We arrive in Guangzhou at 7am. The air is thick with pollution and the roads and sidewalks crammed with people and vehicles. We ask a policeman outside the dusty, rubbish-strewn bus compound where we can catch a bus down to Shenzhen, and he directs us into a building nearby. The next bus is at 10.30, so we buy tickets and cross the street to an eatery where we breakfast on noodles, tea, and dumplings. 

It takes nearly two hours for the bus to manoeuvre out of Guangzhou (Canton), which is covered by a dense pall of smoke. In fact, Guangzhou never really ends: the road to Shenzhen seems to one continuous building site. I’ve never seen a landscape so blighted, so polluted, so destroyed. It is as if a nuclear bomb has detonated. What land isn’t being built on is used as a dumping ground for spoil and waste from the construction sites.

The Border Control Complex, which was half-built when we were last here, two years ago, is now finished, and the five of us approach it via a raised walkway. Inside, we queue for about ten minutes for exit stamps, given in a desultory fashion by Chinese officials in baggy green uniforms. Through customs – nothing to declare – up an escalator, a final chance to buy crap Chinese goods, and out onto the bridge that crosses the small stagnant stream which marks the actual border between Communist China and Capitalist Hong Kong. 

There is a phenomenal crowd of people on the bridge waiting to enter Hong Kong. We join them and wait for about twenty minutes, then push and shove our way forward, up another escalator, to the Hong Kong Customs Hall. Formalities here are equally fast, the officials clad in smart blue uniforms, giving them a far more efficient and respectable look. Outside customs, we all cheer and high-five with delight. We are out of the so-called “evil empire.” We all wash in some clean toilets, then buy tickets for the KCR into Kowloon. Walking down the platform, we watch the arrival of a train from Hong Kong. Crowds of people leap off and dash headlong towards China, as if they can’t wait to get back. “Fools”, we shout.

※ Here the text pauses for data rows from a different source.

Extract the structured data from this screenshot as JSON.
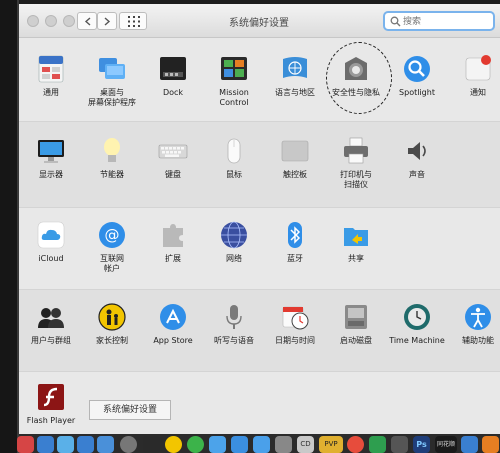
{
  "window": {
    "title": "系统偏好设置",
    "search_placeholder": "搜索"
  },
  "sections": [
    [
      {
        "label": "通用",
        "icon": "general-icon"
      },
      {
        "label": "桌面与\n屏幕保护程序",
        "icon": "desktop-screensaver-icon"
      },
      {
        "label": "Dock",
        "icon": "dock-icon"
      },
      {
        "label": "Mission\nControl",
        "icon": "mission-control-icon"
      },
      {
        "label": "语言与地区",
        "icon": "language-region-icon"
      },
      {
        "label": "安全性与隐私",
        "icon": "security-privacy-icon"
      },
      {
        "label": "Spotlight",
        "icon": "spotlight-icon"
      },
      {
        "label": "通知",
        "icon": "notifications-icon"
      }
    ],
    [
      {
        "label": "显示器",
        "icon": "displays-icon"
      },
      {
        "label": "节能器",
        "icon": "energy-saver-icon"
      },
      {
        "label": "键盘",
        "icon": "keyboard-icon"
      },
      {
        "label": "鼠标",
        "icon": "mouse-icon"
      },
      {
        "label": "触控板",
        "icon": "trackpad-icon"
      },
      {
        "label": "打印机与\n扫描仪",
        "icon": "printers-scanners-icon"
      },
      {
        "label": "声音",
        "icon": "sound-icon"
      }
    ],
    [
      {
        "label": "iCloud",
        "icon": "icloud-icon"
      },
      {
        "label": "互联网\n帐户",
        "icon": "internet-accounts-icon"
      },
      {
        "label": "扩展",
        "icon": "extensions-icon"
      },
      {
        "label": "网络",
        "icon": "network-icon"
      },
      {
        "label": "蓝牙",
        "icon": "bluetooth-icon"
      },
      {
        "label": "共享",
        "icon": "sharing-icon"
      }
    ],
    [
      {
        "label": "用户与群组",
        "icon": "users-groups-icon"
      },
      {
        "label": "家长控制",
        "icon": "parental-controls-icon"
      },
      {
        "label": "App Store",
        "icon": "app-store-icon"
      },
      {
        "label": "听写与语音",
        "icon": "dictation-speech-icon"
      },
      {
        "label": "日期与时间",
        "icon": "date-time-icon"
      },
      {
        "label": "启动磁盘",
        "icon": "startup-disk-icon"
      },
      {
        "label": "Time Machine",
        "icon": "time-machine-icon"
      },
      {
        "label": "辅助功能",
        "icon": "accessibility-icon"
      }
    ],
    [
      {
        "label": "Flash Player",
        "icon": "flash-player-icon"
      }
    ]
  ],
  "tooltip": "系统偏好设置",
  "dock": {
    "dock_icon_labels": [
      "CD",
      "PVP",
      "Ps",
      "同花顺"
    ]
  }
}
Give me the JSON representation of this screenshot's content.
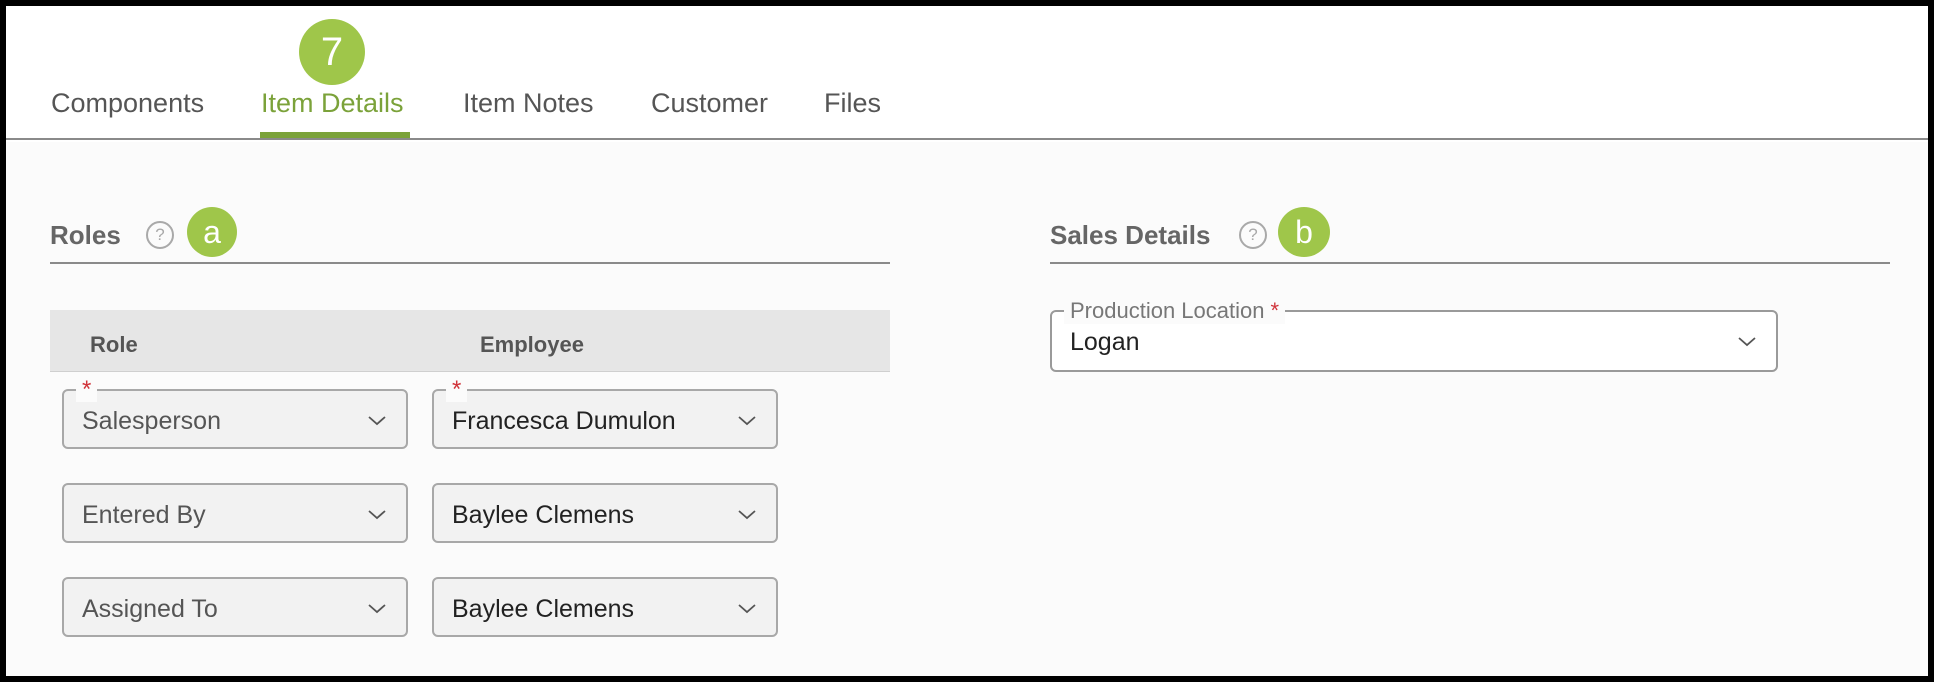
{
  "tabs": [
    {
      "label": "Components",
      "active": false
    },
    {
      "label": "Item Details",
      "active": true
    },
    {
      "label": "Item Notes",
      "active": false
    },
    {
      "label": "Customer",
      "active": false
    },
    {
      "label": "Files",
      "active": false
    }
  ],
  "annotations": {
    "step": "7",
    "roles": "a",
    "sales": "b"
  },
  "roles": {
    "title": "Roles",
    "help_icon": "?",
    "columns": {
      "role": "Role",
      "employee": "Employee"
    },
    "rows": [
      {
        "role": "Salesperson",
        "employee": "Francesca Dumulon",
        "required": "*"
      },
      {
        "role": "Entered By",
        "employee": "Baylee Clemens"
      },
      {
        "role": "Assigned To",
        "employee": "Baylee Clemens"
      }
    ]
  },
  "sales_details": {
    "title": "Sales Details",
    "help_icon": "?",
    "production_location": {
      "label": "Production Location",
      "required": "*",
      "value": "Logan"
    }
  },
  "colors": {
    "accent": "#7ba23a",
    "badge": "#9fc64a",
    "required": "#d0333a"
  },
  "icons": [
    "help-circle-icon",
    "chevron-down-icon"
  ]
}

The air-conditioned train is crowded with commuters as it rocks gently along the track through the warm night. The lights of Hong Kong sprawl out into the new territories, and the sky grows orange with the reflection of millions of sodium vapour lamps. We have to change trains twice before we arrive at Tsim Sha Tsui station, and leave Roy and Jenny, who have to connect with yet another train to get out to the suburb where they will be staying. Linda, Simon, and I climb the stairs to the street, emerging amid the crowded and chaotic scene of Nathan Road.

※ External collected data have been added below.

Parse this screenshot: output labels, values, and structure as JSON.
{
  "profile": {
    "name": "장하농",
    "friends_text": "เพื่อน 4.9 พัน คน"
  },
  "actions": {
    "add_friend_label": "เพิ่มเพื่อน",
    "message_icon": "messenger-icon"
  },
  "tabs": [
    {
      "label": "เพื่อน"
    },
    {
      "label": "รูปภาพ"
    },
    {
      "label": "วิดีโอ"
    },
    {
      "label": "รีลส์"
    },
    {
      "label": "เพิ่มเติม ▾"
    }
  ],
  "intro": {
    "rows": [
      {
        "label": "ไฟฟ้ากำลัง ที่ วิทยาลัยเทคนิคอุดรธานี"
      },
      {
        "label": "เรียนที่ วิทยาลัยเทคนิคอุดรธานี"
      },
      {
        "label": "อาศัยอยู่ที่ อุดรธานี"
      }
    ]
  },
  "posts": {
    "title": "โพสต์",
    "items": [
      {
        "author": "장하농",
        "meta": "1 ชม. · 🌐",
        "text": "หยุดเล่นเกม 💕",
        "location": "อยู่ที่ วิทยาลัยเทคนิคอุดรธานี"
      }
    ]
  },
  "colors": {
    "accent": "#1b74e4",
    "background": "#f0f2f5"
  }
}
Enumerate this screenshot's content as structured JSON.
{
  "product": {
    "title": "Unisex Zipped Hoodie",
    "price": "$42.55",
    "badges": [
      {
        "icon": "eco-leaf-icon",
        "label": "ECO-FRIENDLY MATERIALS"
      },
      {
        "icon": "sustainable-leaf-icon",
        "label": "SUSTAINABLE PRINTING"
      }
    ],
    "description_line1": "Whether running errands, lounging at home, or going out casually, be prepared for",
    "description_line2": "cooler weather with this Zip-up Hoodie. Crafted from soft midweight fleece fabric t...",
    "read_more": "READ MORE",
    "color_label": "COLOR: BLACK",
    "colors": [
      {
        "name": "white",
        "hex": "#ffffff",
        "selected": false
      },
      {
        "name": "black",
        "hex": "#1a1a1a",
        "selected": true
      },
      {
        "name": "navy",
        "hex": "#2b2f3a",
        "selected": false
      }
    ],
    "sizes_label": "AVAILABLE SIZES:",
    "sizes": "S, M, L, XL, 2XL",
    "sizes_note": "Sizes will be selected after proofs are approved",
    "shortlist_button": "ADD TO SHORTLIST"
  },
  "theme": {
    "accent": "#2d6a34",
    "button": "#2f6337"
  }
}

The press of people is enormous, and we shoulder our way through the crowds beneath the jumble of neon signs, which serve to blot out the dark of night and replace it with an electric rainbow. Outside Chunking Mansions, we are hassled by touts with rooms for rent. “Very clean, cheap price, just right for you,” etc. Most of them are Pakistani, and I think how small the circle is. But we ignore them and try to find slightly more stylish digs. The Ambassador Hotel charges HK$1,200 for a double, which is a little beyond what we hope to spend, and when I say to the concierge that we might look around a little, he says, “Anyway, we’re full.” Yeah, right.

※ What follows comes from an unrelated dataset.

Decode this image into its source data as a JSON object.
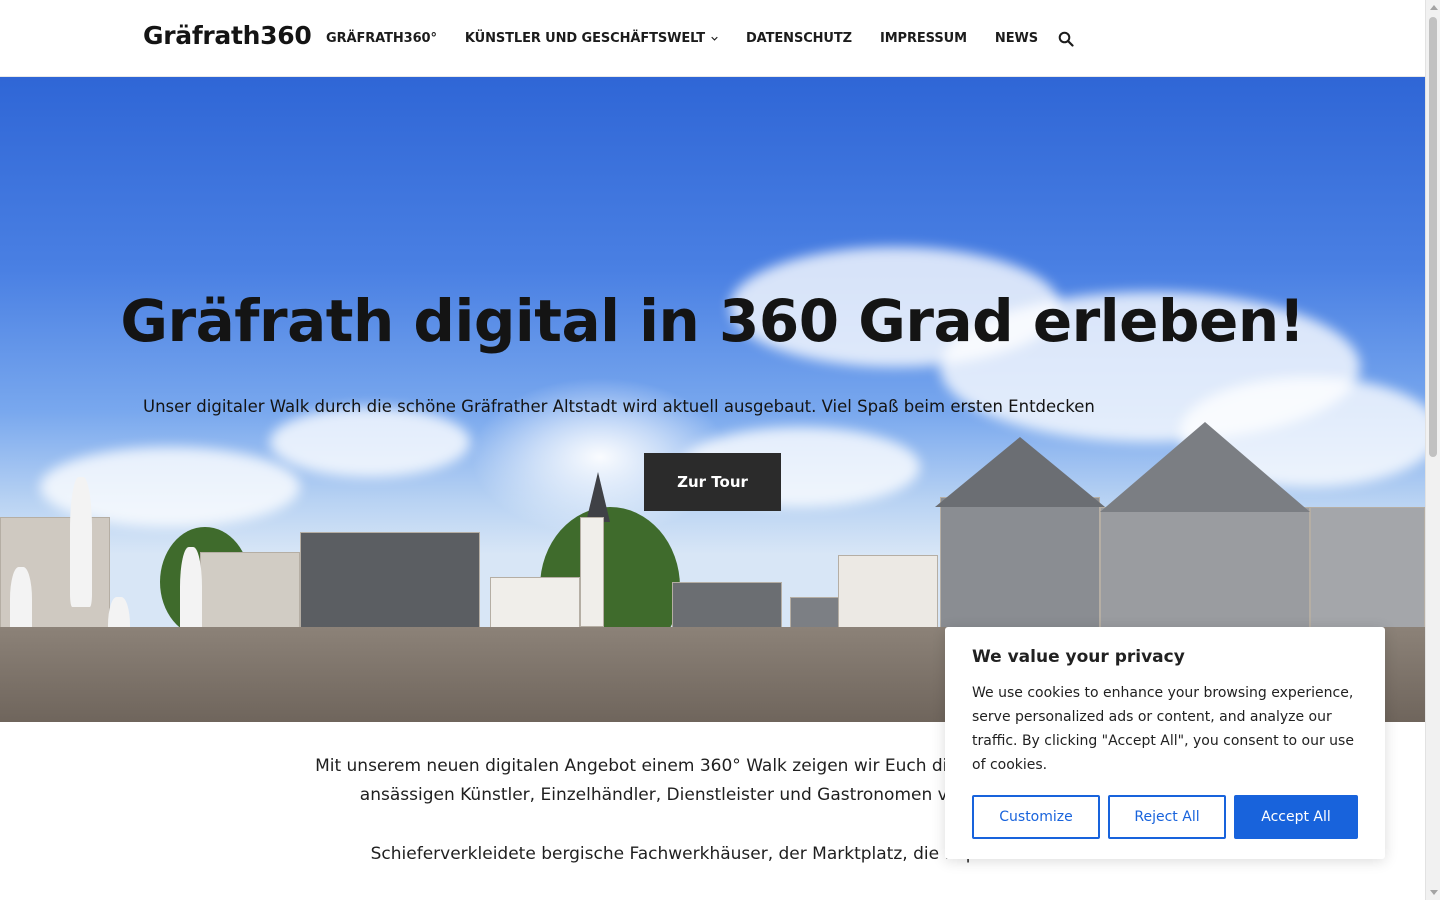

It takes about an hour to find a place to stay. Linda and I opt for a tatty but clean and quiet place called the Bangkok Hotel. We’re not sure whether the pun is intended or not. Simon disappears off into the night to find a place that he had stayed in on a previous visit. After showers, Linda and I walk back down Nathan Road to one of Kowloon’s numerous McDonalds and fill ourselves to the eyeballs with junk food. It is a curious thing with travellers exiting China that, almost without exception, they all head straight for the Golden Arches the minute they hit Hong Kong. It is as if the bright yellow curvatures represent some sort of sacred portal beyond which lies the civilised and comfortable world we all long for while we’re suffering the rigours of China, and the only way to return to our own private Arcadia is to pass beneath them and gobble up a trayful of sanctified food. We leave the McDonalds place feeling sick having eaten too much, too fast, and stroll back up to the hotel, browsing in a few shops along the way. Our night in the Bangkok Hotel is comfortable, quiet, and restful.